While the ApplicationContextHolder class is simple, if possible I'm all for removing it.
- I'm not quite sure if the choosen approach to integrate Spring with
Axis2 on the server-side is the best. Basically that is because invoking
Spring beans as a pojo service implementations now becomes a concern for the
Receiver implementation. With the current Receiver architecture (which needs
refactoring btw.) you end up implementing different message receivers for
"plain" Axis2 and for the integration with Spring (as you did with RawXML
and RPC) which are bascially copies of each other in order to integrate
different data binding frameworks.
IMHO there are two possible solutions for that: You can refactor the
receiver stuff incl. Axis2's core receivers to provide better extension
points (template methods to invoke business logic). Or you can choose a
different approach to integrate Spring which is not aware of actual message
receiving.
The last approach can be implemented by providing a superclass for Axis2
pojo based service objects. That superclass can access the Spring
ApplicationContext and provide the required business logic Spring bean to
invoke. That is quite similiar to Spring's JAX-RPC (based on Axis 1.x)

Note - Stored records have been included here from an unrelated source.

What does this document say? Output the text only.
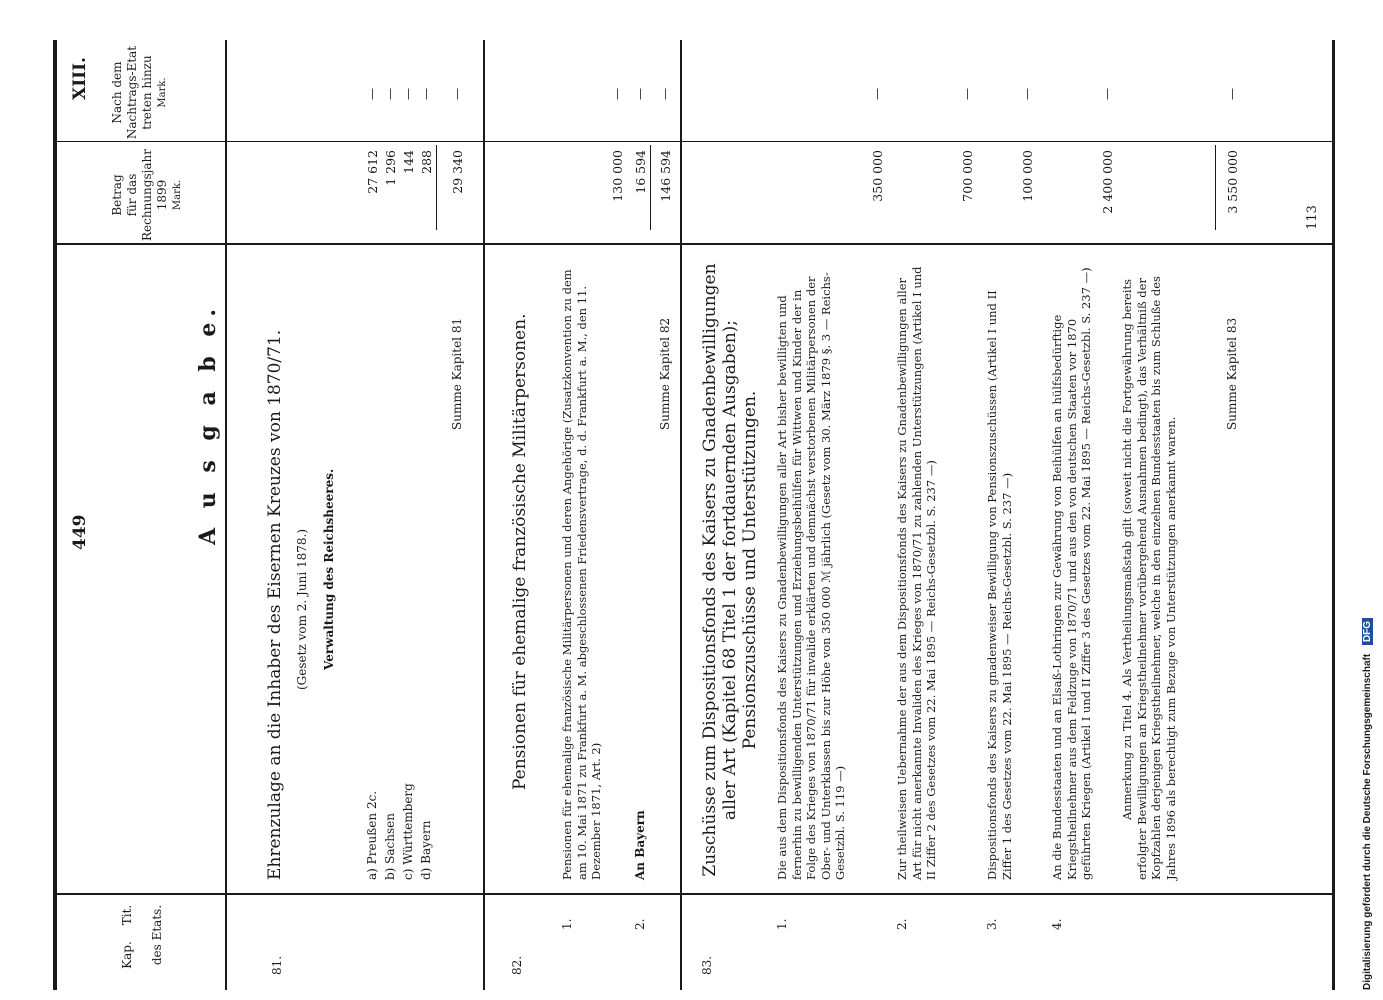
449
XIII.
A u s g a b e.
Kap.
Tit. des Etats.
Betrag für das Rechnungsjahr 1899 Mark.
Nach dem Nachtrags-Etat treten hinzu Mark.
81.
Ehrenzulage an die Inhaber des Eisernen Kreuzes von 1870/71. (Gesetz vom 2. Juni 1878.) Verwaltung des Reichsheeres.
a) Preußen 2c.
27 612
—
b) Sachsen
1 296
—
c) Württemberg
144
—
d) Bayern
288
—
Summe Kapitel 81
29 340
—
82.
Pensionen für ehemalige französische Militärpersonen.
1.
Pensionen für ehemalige französische Militärpersonen und deren Angehörige (Zusatzkonvention zu dem am 10. Mai 1871 zu Frankfurt a. M. abgeschlossenen Friedensvertrage, d. d. Frankfurt a. M., den 11. Dezember 1871, Art. 2)
130 000
—
2.
An Bayern
16 594
—
Summe Kapitel 82
146 594
—
83.
Zuschüsse zum Dispositionsfonds des Kaisers zu Gnadenbewilligungen aller Art (Kapitel 68 Titel 1 der fortdauernden Ausgaben); Pensionszuschüsse und Unterstützungen.
1.
Die aus dem Dispositionsfonds des Kaisers zu Gnadenbewilligungen aller Art bisher bewilligten und fernerhin zu bewilligenden Unterstützungen und Erziehungsbeihülfen für Wittwen und Kinder der in Folge des Krieges von 1870/71 für invalide erklärten und demnächst verstorbenen Militärpersonen der Ober- und Unterklassen bis zur Höhe von 350 000 ℳ jährlich (Gesetz vom 30. März 1879 §. 3 — Reichs-Gesetzbl. S. 119 —)
350 000
—
2.
Zur theilweisen Uebernahme der aus dem Dispositionsfonds des Kaisers zu Gnadenbewilligungen aller Art für nicht anerkannte Invaliden des Krieges von 1870/71 zu zahlenden Unterstützungen (Artikel I und II Ziffer 2 des Gesetzes vom 22. Mai 1895 — Reichs-Gesetzbl. S. 237 —)
700 000
—
3.
Dispositionsfonds des Kaisers zu gnadenweiser Bewilligung von Pensionszuschüssen (Artikel I und II Ziffer 1 des Gesetzes vom 22. Mai 1895 — Reichs-Gesetzbl. S. 237 —)
100 000
—
4.
An die Bundesstaaten und an Elsaß-Lothringen zur Gewährung von Beihülfen an hülfsbedürftige Kriegstheilnehmer aus dem Feldzuge von 1870/71 und aus den von deutschen Staaten vor 1870 geführten Kriegen (Artikel I und II Ziffer 3 des Gesetzes vom 22. Mai 1895 — Reichs-Gesetzbl. S. 237 —)
2 400 000
—
Anmerkung zu Titel 4. Als Vertheilungsmaßstab gilt (soweit nicht die Fortgewährung bereits erfolgter Bewilligungen an Kriegstheilnehmer vorübergehend Ausnahmen bedingt), das Verhältniß der Kopfzahlen derjenigen Kriegstheilnehmer, welche in den einzelnen Bundesstaaten bis zum Schluße des Jahres 1896 als berechtigt zum Bezuge von Unterstützungen anerkannt waren.
Summe Kapitel 83
3 550 000
—
113
Digitalisierung gefördert durch die Deutsche Forschungsgemeinschaft DFG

integration; look into ServletEndpointSupport.
calling business logic)
There at least needs to be refactoring on the implementation of the Spring*Receivers. The other points I'll try to bring up in our scheduled IRC chat later today.
If there is anything I can do further clarify the above, please let me know.
Cheers
Christian
-
Spring IDE
http://springide.org
Thanks Christian for the constructive feedback. I'll post messages to the dev list when we get some progess here.